I’ve been looking at DSLRs for years now, wishing I could afford to buy one, and I’ve spent a ton of time researching and comparing brands and models. My immediate intent was to find a good camera to help Jen ease back into photography, especially after all her film from Ireland Italy was expensively misprocessed and the liars at Ritz Camera tried to tell us it was the fault of the airport x-ray machinery. (They didn’t even offer to comp us on the processing. Stay away from Ritz.)
After I got several good-sized paychecks in hand this fall, I paid off some bills, put a chunk in the bank, and started hunting seriously for her camera. The reviews seemed to be pretty even in favor of each brand, which didn’t help me much. I’ve been a proponent of Canon since I bought my G3, and I love the simplicity of their menu/UI systems. The manuals are top-notch, the support is superb, and the camera itself has been bombproof. However, the DSLRs Canon offers in my price range feel cheap and plasticky in my hands, like they were put together with Legos and a hot glue gun. When I picked up a Nikon, it felt real in my hands, like a film SLR does, and that felt reassuring and good. After some exhaustive research, I finally gave up and took this guy’s advice, buying a new D50 kit for a delayed birthday present. I think she’s happy with it, and I was impressed with it when I held it in my hands. It’s a solid camera, the lens is fantastic, and it takes beautiful pictures.
As fate would have it, an older D70 came up on Craigslist a few weeks later for a very reasonable price, and I bought it. I’ve been playing with it slowly ever since. It’s been a little hard because I only got the body—the seller wanted to keep the expensive lens for his new D80, so I needed something to use in the meantime. As it turns out, Nikon hasn’t changed their basic lens mount in ages, so later-model Nikon lenses will fit newer DSLRs, at the cost of some of the advanced features. Jen has a Nikon N65 film SLR, and I’ve borrowed her Quantaray NF AF 28-80mm lens to learn the camera. The pictures are clear but the contrast is low, which I’m guessing is due to the lens not being made specifically for DSLR cameras, and the lens not talking properly to the camera. I’ve yet to do a side-by-side lens comparison, but I’m trying to block out some time to try.

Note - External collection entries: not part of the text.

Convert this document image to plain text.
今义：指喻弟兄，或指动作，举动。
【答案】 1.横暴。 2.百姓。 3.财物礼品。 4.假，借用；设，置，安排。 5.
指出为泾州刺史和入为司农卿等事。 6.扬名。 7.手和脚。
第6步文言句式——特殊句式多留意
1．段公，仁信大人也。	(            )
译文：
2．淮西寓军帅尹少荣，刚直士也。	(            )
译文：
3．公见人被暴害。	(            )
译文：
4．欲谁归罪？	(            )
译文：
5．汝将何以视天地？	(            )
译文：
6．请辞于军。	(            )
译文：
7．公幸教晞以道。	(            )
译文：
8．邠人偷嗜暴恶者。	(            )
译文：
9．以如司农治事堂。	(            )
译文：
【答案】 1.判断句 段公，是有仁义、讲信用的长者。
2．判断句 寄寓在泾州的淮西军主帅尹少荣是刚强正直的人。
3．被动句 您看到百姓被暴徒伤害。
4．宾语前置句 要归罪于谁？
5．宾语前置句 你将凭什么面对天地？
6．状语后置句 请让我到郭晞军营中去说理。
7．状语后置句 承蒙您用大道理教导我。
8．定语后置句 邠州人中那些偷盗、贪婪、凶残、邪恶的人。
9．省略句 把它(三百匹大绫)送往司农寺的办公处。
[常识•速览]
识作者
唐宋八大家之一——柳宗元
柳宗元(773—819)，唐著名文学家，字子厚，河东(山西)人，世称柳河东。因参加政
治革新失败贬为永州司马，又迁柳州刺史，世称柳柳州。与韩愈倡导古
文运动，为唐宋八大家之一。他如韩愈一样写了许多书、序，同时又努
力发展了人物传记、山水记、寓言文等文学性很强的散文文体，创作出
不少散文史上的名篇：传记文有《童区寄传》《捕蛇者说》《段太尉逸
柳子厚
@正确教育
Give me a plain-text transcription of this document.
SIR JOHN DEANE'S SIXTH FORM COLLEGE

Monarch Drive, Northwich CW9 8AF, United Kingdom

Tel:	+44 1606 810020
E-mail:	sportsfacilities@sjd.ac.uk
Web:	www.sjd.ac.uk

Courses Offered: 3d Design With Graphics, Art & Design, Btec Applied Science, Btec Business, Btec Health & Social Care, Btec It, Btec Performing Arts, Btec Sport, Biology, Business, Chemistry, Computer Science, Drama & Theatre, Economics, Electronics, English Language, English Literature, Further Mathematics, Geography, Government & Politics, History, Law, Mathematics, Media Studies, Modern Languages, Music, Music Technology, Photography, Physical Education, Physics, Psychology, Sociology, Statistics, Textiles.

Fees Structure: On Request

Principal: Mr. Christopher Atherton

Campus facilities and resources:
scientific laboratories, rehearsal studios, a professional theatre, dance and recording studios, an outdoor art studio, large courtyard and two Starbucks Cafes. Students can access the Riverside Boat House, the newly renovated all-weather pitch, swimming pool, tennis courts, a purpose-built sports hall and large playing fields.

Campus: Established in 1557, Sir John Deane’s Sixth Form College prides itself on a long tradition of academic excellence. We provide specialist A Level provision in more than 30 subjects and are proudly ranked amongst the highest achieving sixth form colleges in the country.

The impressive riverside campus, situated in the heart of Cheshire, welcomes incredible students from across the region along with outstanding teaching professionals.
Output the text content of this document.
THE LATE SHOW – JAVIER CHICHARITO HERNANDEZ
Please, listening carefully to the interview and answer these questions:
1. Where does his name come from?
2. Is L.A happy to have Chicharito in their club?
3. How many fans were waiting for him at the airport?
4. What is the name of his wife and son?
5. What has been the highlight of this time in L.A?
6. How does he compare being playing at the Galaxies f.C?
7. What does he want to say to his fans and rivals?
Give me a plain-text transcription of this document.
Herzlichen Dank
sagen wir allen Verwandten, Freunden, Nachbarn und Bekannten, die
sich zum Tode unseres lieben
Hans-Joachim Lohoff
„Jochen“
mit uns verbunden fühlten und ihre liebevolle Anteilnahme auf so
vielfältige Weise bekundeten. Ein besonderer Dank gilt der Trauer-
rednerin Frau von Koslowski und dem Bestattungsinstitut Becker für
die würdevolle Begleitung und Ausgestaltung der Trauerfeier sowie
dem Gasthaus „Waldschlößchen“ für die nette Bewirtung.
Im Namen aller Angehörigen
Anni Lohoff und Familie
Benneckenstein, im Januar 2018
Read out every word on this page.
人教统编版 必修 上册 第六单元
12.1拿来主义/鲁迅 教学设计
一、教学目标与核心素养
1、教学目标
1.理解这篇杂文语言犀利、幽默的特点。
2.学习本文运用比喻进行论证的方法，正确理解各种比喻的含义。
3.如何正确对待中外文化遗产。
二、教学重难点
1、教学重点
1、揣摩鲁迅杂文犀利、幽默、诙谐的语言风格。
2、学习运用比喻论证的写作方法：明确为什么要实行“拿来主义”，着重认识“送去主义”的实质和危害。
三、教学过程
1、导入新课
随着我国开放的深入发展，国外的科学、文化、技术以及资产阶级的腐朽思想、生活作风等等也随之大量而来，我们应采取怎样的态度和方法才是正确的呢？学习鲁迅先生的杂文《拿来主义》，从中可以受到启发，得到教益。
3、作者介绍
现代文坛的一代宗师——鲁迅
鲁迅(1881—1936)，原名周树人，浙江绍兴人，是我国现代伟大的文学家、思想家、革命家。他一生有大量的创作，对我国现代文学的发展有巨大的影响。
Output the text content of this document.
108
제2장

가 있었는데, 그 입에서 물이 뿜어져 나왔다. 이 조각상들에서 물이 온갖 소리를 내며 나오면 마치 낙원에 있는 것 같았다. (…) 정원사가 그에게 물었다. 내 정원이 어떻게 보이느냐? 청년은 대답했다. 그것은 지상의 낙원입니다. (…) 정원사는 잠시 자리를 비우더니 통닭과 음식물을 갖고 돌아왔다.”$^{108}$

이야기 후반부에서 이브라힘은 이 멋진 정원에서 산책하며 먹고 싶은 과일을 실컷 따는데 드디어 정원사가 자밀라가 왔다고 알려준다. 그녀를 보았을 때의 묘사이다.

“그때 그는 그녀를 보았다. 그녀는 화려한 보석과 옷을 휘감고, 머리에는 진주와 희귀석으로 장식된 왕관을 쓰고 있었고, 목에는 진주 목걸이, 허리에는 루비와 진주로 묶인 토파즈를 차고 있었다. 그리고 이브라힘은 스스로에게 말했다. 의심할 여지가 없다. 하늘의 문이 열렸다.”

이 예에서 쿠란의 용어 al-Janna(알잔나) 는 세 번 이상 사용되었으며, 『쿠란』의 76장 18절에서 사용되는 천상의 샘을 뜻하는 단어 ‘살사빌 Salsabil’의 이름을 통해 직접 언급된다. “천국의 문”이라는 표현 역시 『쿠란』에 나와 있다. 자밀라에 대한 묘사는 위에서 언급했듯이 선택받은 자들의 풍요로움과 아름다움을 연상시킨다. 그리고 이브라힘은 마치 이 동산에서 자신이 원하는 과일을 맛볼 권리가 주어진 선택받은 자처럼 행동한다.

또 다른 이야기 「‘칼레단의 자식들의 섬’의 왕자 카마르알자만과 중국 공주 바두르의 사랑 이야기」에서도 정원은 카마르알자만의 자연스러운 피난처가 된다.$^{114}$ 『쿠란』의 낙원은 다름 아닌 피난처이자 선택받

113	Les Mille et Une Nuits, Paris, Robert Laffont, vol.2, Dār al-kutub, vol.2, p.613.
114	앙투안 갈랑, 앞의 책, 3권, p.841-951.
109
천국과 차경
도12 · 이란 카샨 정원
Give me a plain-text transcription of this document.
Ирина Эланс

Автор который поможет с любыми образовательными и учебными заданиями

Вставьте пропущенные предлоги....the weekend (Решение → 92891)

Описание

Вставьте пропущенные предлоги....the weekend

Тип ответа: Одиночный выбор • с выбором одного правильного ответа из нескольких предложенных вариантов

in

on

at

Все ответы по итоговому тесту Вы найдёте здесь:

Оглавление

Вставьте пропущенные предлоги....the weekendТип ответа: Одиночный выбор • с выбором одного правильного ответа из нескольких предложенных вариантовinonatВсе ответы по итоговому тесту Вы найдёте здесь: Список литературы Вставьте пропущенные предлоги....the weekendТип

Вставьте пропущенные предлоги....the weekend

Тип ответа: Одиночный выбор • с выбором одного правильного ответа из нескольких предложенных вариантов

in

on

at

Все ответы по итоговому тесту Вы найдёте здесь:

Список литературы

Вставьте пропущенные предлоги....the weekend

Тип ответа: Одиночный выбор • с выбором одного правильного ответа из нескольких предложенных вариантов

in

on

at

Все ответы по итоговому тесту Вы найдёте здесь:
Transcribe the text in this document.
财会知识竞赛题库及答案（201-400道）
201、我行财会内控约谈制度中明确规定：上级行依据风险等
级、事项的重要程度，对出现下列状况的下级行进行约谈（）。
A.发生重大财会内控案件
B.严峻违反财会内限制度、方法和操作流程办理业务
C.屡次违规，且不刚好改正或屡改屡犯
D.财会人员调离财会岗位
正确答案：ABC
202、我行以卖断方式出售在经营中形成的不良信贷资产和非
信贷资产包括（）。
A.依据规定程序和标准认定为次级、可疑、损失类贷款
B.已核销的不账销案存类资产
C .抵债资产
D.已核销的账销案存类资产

My biggest worry was the UI setup: I’m a usability snob, so this is a big sticking point for me. I’m finding the Nikon menu system different from Canon’s but not impossible to understand: a philosophical difference. Canon makes everything available from the selector wheel (the multi-directional circle on the back) and adds several modifier buttons based on the model of camera—the UI on my G3 isn’t fundamentally different than Jen’s Powershot 100. Nikon makes certain things available from the selector wheel but adds combinations of buttons to access special features, like an arcade fighting game. When taken to the extreme, this gets ridiculously hard to remember and physically challenging to accomplish. (This was why I detested the abominable Coolpix 4500, and the reason I took a G3 underwater in Bimini instead.)
I’m finding, though, that the D70 is far easier to use than the 4500, and now that I’ve begun to understand the UI philosophy, it’s beginning to make sense to me. The difference in organization means I have much rewiring to do in my brain in order to take advantage of the camera’s features. I’ve been dicking around with the automated settings and learning the modifiers to them so that I can eventually move into the manual modes and try to remember the aperture/shutter speed math of my SLR days.
One thing that made life easier was a firmware upgrade, bringing the menu system up from the 1.3 factory installation to a 2.0 version—almost identical to that of Jen’s newer D50. This, at first glance, is a huge improvement and worth the time.
Overall, I’m pleased with the decision and excited to get further into the camera. I think the decision to go Nikon was a good one, and I’d recommend these two camera models to anyone.